There are 105 rotations that act in more than one plane, that is, 104 rotations, apart from the inversion, in which the point (x1, x2, x3, x4) goes to (−x1, −x2, −x3, −x4). Together with the identity, there are 87 proper rotations in the 4-cube, which consists of 16 vertices (0-cubes), 32 edges (1-cubes), 24 squares (2-cubes) & 8 cubes (3-cubes), i.e., 80 0-, 1-, 2- & 3-cubes. 87 is the number value of Levanah, the Mundane Chakra of Yesod, and 80 is the number value of this Sephirah. If one is willing to make the reasonable judgement that the appearance of two numbers associated with the same Sephirah is not a matter of coincidence, it indicates that the tesseract is a holistic system, its 384 symmetries being symbolized by the 384 lines & broken lines in the 64 hexagrams of the I Ching table. The 48 lines & broken lines in its diagonal would then symbolize the 48 symmetries of a cube, namely, the octahedral symmetries of Oh, the 24 lines & broken lines in the eight upper trigrams in the diagonal denoting its 24 rigid rotations and the 24 lines & broken lines in the eight lower, diagonal trigrams denoting its 24 rotations/reflections. The seven off-diagonal copies of the 24 lines & broken lines in the eight diagonal trigrams would refer to the 168 rotations of the seven copies of the 3-cube (its "cells") that extend in the fourth dimension of space.
What is the significance of the 4-cube for superstrings? Hypercubes can fill 4-space, just as cubes can be stacked to fill 3-space. According to E8×E8 heterotic superstring theory, two 10-dimensional space-time sheets are separated by a finite gap extending along the tenth dimension of space predicted by supergravity theories. It suggests that 3-space might be a cross-section of a 4-space tessellated across this gap with tesseracts. If so, the eight diagonal hexagrams of the I Ching table would represent the octahedral symmetry Oh of cubes filling ordinary space and the 56 off-diagonal hexagrams would represent the extra 336 symmetries of hypercubes filling 4-dimensional space that are hidden from physical awareness because they refer to a dimension of space that normal cognition is not programmed to detect, namely, the seven cubic cells (3-cubes) of a tesseract that surround its central cube. Perhaps Charles Hinton was right after all when he proposed in his book A New Era of Thought (1888) that space has four dimensions (see here)....

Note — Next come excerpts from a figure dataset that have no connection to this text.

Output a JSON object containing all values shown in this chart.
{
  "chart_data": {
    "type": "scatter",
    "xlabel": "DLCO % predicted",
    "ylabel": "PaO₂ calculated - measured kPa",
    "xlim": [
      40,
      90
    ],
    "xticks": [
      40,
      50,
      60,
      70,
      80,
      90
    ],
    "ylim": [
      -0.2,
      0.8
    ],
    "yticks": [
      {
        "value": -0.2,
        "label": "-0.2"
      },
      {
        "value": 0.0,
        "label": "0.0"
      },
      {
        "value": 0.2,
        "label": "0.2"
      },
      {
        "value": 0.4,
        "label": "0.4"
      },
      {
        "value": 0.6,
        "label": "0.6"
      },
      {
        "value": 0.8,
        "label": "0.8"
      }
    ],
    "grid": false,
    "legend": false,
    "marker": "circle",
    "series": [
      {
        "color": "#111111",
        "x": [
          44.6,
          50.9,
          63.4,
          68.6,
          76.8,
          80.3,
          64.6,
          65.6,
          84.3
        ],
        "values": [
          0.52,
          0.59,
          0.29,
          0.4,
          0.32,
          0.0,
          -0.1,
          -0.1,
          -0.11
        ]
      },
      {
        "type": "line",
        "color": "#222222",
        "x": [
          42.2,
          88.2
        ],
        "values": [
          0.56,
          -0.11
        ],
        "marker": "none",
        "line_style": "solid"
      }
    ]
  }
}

It is, of course, not just the 64 hexagrams that symbolize the tesseract because, as this website proves, all sacred geometries embody the universal patterns:
384 = 192 + 192,
192 = 24 + 168,
and
384 = 48 + 336
(see here). Nor, in view of remarks made in the footnote, is the 4-cube the only 4-polytope that possesses 384 symmetries. So does the 24-cell, which plays a central role in the geometry of the 421 polytope discussed in 4-d sacred geometries. Here is the reason why it embodies this global parameter of holistic systems.
* This is the hyperoctahedral group BC4 of 384 symmetries possessed by the tesseract and two other 4-dimensional, regular polytopes called the "16-cell" (the dual of the tesseract) and the "24-cell," which is self-dual. See here. The 192 symmetries are those of the hyperoctahedral group D4, a subgroup of BC4. The demitesseract, the 4-dimensional version of demihypercubes, has 192 symmetries (see here). D4 contains the tetrahedral group Td with symmetry order 24. The 192 symmetries are symbolised by the 192 lines & broken lines in each diagonal half of the 8×8 matrix array of 64 hexagrams, the 24 lines & broken lines in the eight diagonal trigrams in each half symbolising the 24 symmetries of Td. The I Ching table represents the 384 symmetries of the tesseract, the 192 symmetries of the demitesseract, the 48 symmetries of the octahedral group and the 24 symmetries of the tetrahedral group.